From the Banks of the Wabash, from the series Game Hunting in North America, Mark Sfirri, 2008
Favorite piece turned by another artist?
My favorite turned piece of all time is "Eggcup" by Stephen Hogbin.
Stephen Hogbin, Egg Cup, 1975.
Silky brown oak. 4.5" x 8" x 2" Collection:
Crafts Board of the Australia Council
If you could give your 30-years-younger self some advice about being a turner what would you say?
I'm pleased with the path my career has taken. I think that the main thing is to stay creative, always trying out new directions.
Descending Staircase, 2009, by Mark Sfirri
In the thirty weeks leading up to AAW's 30th Anniversary Symposium in Atlanta, we will be sharing the stories of members who joined in 1986 and are still members today. We hope you enjoy their memories and insights!
- Click here to view profiles online.
About Mark Sfirri
Mark Sfirri is well-known in the woodturning world for his brain-bending multi-axis work, and for the humor he brings to both presentations and sculptural pieces like those in his Rejects From the Bat Factory series. Trained as an artist, woodworker, furniture maker and industrial designer, Mark is also an academic, with a particular interest in the Studio Furniture Movement and the work of Wharton Esherick.

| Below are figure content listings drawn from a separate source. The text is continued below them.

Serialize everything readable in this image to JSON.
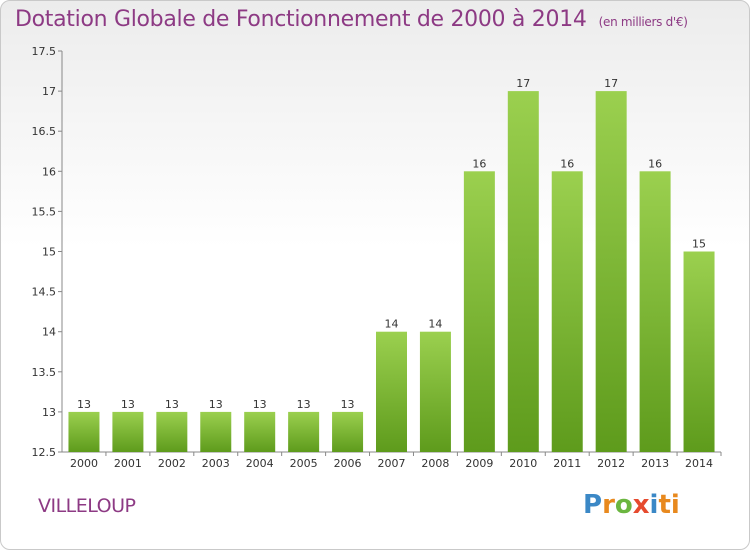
{
  "header": {
    "title": "Dotation Globale de Fonctionnement de 2000 à 2014",
    "unit": "(en milliers d'€)"
  },
  "footer": {
    "commune": "VILLELOUP",
    "logo": [
      "P",
      "r",
      "o",
      "x",
      "i",
      "ti"
    ]
  },
  "chart_data": {
    "type": "bar",
    "title": "Dotation Globale de Fonctionnement de 2000 à 2014",
    "unit": "(en milliers d'€)",
    "categories": [
      "2000",
      "2001",
      "2002",
      "2003",
      "2004",
      "2005",
      "2006",
      "2007",
      "2008",
      "2009",
      "2010",
      "2011",
      "2012",
      "2013",
      "2014"
    ],
    "values": [
      13,
      13,
      13,
      13,
      13,
      13,
      13,
      14,
      14,
      16,
      17,
      16,
      17,
      16,
      15
    ],
    "data_labels": [
      "13",
      "13",
      "13",
      "13",
      "13",
      "13",
      "13",
      "14",
      "14",
      "16",
      "17",
      "16",
      "17",
      "16",
      "15"
    ],
    "ylim": [
      12.5,
      17.5
    ],
    "yticks": [
      "12.5",
      "13",
      "13.5",
      "14",
      "14.5",
      "15",
      "15.5",
      "16",
      "16.5",
      "17",
      "17.5"
    ],
    "grid": false,
    "bar_color": "#7fbf3f",
    "title_color": "#8d3a84"
  }
}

Rejects From the Bat Factory, Mark Sfirri, 2005. Ash, 25" x 34" AAW Permanent Collection, anonymous donation
Mark holds a BFA and MFA from the Rhode Island School of Design, where he studied with the prominent Danish Modern designer Tage Frid, who was a leader in the studio furniture movement. A well-respected artist, Mark's work is in over two dozen museum collections, including those of The Renwick Gallery of the Smithsonian American Art Museum, The Museum of Arts & Design, The Minneapolis Institute of Art, The Los Angeles County Museum of Art, and The Detroit Institute of Art. Mark has been recognized for his art and his teaching, and is the recipient of the Collectors of Wood Art Lifetime Achievement Award, and the Distinguished Educator Award from the Renwick, among others.
A dedicated educator, Mark has run the Fine Woodworking Program at Bucks County Community College in Newtown, Pennsylvania since 1981. He lectures and demonstrates woodturning and woodworking design and techniques throughout the US, Canada, France, Ireland, England, New Zealand, and Australia.
Mark lives with his wife, Lucy, in New Hope, Pennsylvania. Their son, Sam, lives in Charleston, South Carolina where he works as an archivist, plays soccer and performs as a musician.